Khuloud Jaqaman, PhD

  • Recruited to: The University of Texas Southwestern Medical Center
  • Recruited from: Harvard Medical School
  • Award: First-Time, Tenure-Track Faculty Member

Dr. Khuloud Jaqaman received her B. Sc. in physics from Birzeit University in the West Bank, where she had the honor of being the graduation commencement valedictorian. She then did her Ph. D. in Biophysics from Indiana University Bloomington, where she did research in the field of molecular dynamics under the mentorship of Prof. Peter J. Ortoleva.

For her postdoctoral training, she decided to work at the interface between experimental cell biology and mathematical modeling; she had reached the conviction that the two approaches combined were much more powerful than each in isolation for advancing our understanding of cell biological systems. Thus, in 2003, she joined the group of Prof. Gaudenz Danuser at the Scripps Research Institute, funded in part by a Helen Hay Whitney Postdoctoral Fellowship. As she immersed herself in the world of cell biology, she became fascinated by questions of receptor organization in the plasma membrane and its role in transmembrane signal transduction. Most critically for her current research program, she did a single molecule study of the cell-surface scavenger receptor CD36 in macrophages, in collaboration with Sergio Grinstein (Toronto), for which she developed computer vision and data analysis tools which revealed that receptor dynamics in the plasma membrane are regulated by the cytoskeleton in a manner that enhances unligated receptor clustering, thus priming the cells to respond when exposed to ligand.
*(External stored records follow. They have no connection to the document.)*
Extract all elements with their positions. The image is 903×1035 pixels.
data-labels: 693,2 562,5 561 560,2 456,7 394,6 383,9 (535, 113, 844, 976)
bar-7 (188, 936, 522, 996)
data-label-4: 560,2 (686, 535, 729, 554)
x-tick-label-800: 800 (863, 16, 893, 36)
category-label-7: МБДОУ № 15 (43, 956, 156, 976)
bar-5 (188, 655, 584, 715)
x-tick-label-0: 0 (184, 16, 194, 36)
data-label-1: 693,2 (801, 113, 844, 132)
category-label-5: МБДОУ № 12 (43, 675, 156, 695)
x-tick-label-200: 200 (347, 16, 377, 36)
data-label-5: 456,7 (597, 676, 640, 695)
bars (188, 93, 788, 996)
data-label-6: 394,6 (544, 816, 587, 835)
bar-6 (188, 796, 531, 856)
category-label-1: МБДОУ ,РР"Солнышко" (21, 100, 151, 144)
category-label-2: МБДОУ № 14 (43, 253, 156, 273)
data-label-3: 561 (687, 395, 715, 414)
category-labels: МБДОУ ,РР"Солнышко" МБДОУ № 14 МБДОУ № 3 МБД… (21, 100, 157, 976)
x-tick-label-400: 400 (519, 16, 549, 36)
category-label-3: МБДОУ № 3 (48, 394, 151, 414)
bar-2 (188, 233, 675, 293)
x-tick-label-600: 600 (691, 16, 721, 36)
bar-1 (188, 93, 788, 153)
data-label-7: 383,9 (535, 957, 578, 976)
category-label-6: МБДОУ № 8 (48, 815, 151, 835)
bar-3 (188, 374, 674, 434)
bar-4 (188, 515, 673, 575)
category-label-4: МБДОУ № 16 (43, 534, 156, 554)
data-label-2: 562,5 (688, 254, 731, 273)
In 2009, Dr. Jaqaman took an instructor position in the Department of Systems Biology at Harvard Medical School, after which, in 2013, she joined the Department of Biophysics at UT Southwestern Medical Center as an assistant professor. The goal of her research program is to understand the spatiotemporal organization of receptors in the plasma membrane at the single-molecule level, as a means to elucidate the critical first steps in transmembrane signal transduction. There is increasing evidence that cell surface receptors are highly organized within the plasma membrane through complex networks of inter-molecular interactions, yet how this receptor organization is achieved, how it influences transmembrane signal transduction in normal physiology, and how it is altered in cancer pathophysiology are questions of fundamental importance that remain largely unanswered. Her lab is particularly interested in the signaling pathways that regulate angiogenesis, the process of sprouting new blood vessels from the existing vasculature. During cancer progression, these pathways are disrupted to promote angiogenesis, thus supporting tumor growth and producing tortuous and leaky blood vessels that can facilitate cancer cell metastasis.

Advancing our understanding of the mechanisms of transmembrane signal transduction might suggest design principles for new classes of therapeutic agents that target the interactions between cell-surface receptors to initiate, modulate or inhibit intracellular signaling.In the specific case of tumor-associated angiogenesis, it might reveal new strategies to inhibit and/or normalize angiogenesis based on the cellular mechanisms that keep angiogenesis properly balanced in normal physiology.

Dr. Jaqaman is a member of the American Society for Cell Biology and the Biophysical Society.